The criminal entanglements that last September dropped onto George Ahmoagak's mayoral campaign like an 11th hour bomb will leave his wife with three felony convictions. Maggie Ahmaogak has agreed to plead guilty to three of four counts against her in an embezzlement case brought by federal prosecutors last year, less than two weeks before the Oct. 4 election in which Ahmaogak hoped to return to the office he'd held years earlier.
In exchange for her pleas, prosecutors will drop a wire fraud charge and appear to have reduced the scope of the scheme for which she is being held accountable. They've also promised not to prosecute her or other family members in connection with her alleged embezzlement of nearly a half-million dollars in cash from federal programs intended to benefit her former employer, the Alaska Eskimo Whaling Commission. Ahmaogak served as its executive director for 17 years. Teresa Judkins, who replaced Ahmaogak as the AEWC's executive director until 2008, has also admitted to stealing from and defrauding the nonprofit.
In the 12-day countdown to the election following his wife's indictment, George Ahmaogak had to confront questions about his role in Maggie’s alleged spending sprees. Prosecutors claimed more than once that thousands of dollars were directed to Maggie’s personal accounts just prior to gambling outings with an unnamed “family member” in Las Vegas, New Orleans and Washington state.
In October, George Ahmaogak acknowledged that he had traveled and gambled with his wife on some of their trips together, but he declined to offer details, citing the pending case and the fact that he'd already answered questions from authorities. If he did gamble with Maggie, it was on their own time and with their own money, he said.
Ahmaogak, a former five-term mayor, lost by 62 votes in runoff to Charlotte Brower, who was sworn in Nov. 15.
The whaling commission is a nonprofit formed in 1976 to protect Inupiat and Yupik Eskimos' relationship to bowhead whales. It conducts whale research and promotes cultural and hunting traditions. Largely funded by federal sources, it pulled in $2.4 million from the National Oceanic and Atmospheric Administration (NOAA) between 2004 and 2007, according to a press release from the U.S. Attorney's office in 2011.
The October indictment accused Maggie Ahmaogak of using nearly $475,000 in ill-gotten funds to pay herself unauthorized bonuses, take cash and payroll advances that were never repaid, write checks and wire money to herself from whaling commission accounts, including about $32,000 diverted just before or during gambling sprees. She also allegedly bought groceries, meals, airline tickets, paid utility and medical bills for herself and family members, bought snowmachines and made a down payment on a Hummer.
In a plea deal signed May 2, Ahmaogak admits taking $30,000 of AEWC money for personal use during a trip to St. Kitts in June 2006 to attend that year's International Whaling Commission meeting.
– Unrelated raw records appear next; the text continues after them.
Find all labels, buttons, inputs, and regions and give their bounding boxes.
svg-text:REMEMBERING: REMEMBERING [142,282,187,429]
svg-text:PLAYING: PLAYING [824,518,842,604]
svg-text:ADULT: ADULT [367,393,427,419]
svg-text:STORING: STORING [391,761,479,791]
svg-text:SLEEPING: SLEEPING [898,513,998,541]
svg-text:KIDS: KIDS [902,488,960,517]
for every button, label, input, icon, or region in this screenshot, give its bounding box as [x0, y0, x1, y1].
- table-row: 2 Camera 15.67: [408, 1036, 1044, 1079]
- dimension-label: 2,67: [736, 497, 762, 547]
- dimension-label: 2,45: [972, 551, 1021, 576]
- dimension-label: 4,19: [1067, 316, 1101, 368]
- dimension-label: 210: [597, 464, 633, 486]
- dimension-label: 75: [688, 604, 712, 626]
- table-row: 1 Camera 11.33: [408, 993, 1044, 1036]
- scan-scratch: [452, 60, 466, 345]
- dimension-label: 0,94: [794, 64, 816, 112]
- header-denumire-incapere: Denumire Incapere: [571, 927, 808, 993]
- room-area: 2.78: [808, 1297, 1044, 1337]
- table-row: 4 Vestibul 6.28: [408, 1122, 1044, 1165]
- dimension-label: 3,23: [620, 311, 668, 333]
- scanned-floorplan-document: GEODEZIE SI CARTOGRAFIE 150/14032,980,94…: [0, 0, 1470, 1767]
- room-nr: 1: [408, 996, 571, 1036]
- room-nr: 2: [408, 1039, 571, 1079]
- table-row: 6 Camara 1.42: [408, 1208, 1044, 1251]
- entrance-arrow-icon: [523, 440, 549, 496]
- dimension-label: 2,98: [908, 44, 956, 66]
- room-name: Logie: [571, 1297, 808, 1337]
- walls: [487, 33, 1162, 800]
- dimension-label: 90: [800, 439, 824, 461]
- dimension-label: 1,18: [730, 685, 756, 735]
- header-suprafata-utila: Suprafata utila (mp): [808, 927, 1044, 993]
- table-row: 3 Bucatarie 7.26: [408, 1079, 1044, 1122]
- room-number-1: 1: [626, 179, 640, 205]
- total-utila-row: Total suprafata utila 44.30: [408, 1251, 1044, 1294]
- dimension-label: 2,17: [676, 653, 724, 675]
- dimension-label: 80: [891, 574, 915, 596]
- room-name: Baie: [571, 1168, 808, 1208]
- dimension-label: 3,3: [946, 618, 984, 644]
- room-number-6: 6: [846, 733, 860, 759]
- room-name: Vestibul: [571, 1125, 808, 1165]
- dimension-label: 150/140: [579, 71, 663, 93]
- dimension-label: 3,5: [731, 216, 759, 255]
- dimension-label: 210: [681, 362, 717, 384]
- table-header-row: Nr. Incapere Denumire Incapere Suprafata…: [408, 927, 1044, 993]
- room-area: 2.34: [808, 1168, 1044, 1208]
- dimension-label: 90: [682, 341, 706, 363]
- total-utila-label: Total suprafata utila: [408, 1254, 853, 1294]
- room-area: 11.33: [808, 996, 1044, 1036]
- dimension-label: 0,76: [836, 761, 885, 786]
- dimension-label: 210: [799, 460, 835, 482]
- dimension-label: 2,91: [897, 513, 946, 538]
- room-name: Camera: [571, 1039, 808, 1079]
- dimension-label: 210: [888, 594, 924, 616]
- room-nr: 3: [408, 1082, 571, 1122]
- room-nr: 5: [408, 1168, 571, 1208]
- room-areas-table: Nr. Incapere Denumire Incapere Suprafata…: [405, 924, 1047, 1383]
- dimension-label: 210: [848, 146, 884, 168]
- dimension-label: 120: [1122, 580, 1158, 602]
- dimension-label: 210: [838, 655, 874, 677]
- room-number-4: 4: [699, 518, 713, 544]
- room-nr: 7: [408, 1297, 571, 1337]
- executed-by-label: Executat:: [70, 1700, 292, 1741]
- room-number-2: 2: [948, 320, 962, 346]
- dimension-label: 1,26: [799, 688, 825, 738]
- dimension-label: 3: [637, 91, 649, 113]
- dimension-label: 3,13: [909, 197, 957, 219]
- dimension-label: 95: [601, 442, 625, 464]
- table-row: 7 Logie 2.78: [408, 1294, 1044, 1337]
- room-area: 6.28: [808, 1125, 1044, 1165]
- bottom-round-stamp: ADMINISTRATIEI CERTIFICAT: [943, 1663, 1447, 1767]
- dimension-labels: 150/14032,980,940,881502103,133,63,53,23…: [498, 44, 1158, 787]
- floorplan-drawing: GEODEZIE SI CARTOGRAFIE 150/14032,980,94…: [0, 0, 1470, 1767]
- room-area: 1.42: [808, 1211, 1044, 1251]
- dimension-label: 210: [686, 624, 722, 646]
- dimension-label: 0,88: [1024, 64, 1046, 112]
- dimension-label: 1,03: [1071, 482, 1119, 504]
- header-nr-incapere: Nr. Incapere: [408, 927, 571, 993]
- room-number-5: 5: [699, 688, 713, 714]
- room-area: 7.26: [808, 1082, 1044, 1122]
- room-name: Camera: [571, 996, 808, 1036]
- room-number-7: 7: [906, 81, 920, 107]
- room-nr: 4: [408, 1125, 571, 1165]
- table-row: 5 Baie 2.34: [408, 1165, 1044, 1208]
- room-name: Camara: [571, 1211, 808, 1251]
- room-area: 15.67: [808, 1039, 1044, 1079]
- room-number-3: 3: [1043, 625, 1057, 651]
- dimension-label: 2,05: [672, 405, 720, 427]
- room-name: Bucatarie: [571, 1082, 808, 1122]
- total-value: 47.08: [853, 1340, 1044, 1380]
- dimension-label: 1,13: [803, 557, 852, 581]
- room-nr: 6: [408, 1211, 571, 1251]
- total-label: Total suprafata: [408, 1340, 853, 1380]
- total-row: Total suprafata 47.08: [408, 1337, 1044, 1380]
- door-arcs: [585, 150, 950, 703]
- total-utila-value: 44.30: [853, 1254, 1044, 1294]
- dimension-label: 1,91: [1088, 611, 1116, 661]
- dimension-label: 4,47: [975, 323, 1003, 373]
She also admits that in June 2007, she again used at least $12,300 of the commission's money for a gambling trip in New Orleans, a side jaunt she had made while traveling on official business funded by NOAA, a federal agency that routinely provided grant money to AEWC.
The deal comes less than three weeks before Ahmaogak's May 21 trial was scheduled to begin. She faces up to 10 years in prison and a $250,000 fine on each count. Her defense attorney and prosecutors have not come to an agreement on what the final punishment should be.
Judkins has admitted taking more than $100,000 of money from the commission for personal use, funding pay advances, airline tickets, hotel stays, rental cars and payments for snowmachines for her and her family. She will plead guilty to two counts of theft, fraud and misappropriation from an organization receiving federal funds. As with Ahmaogak, Judkins faces up to 10 years in prison and a $250,000 fine on each count.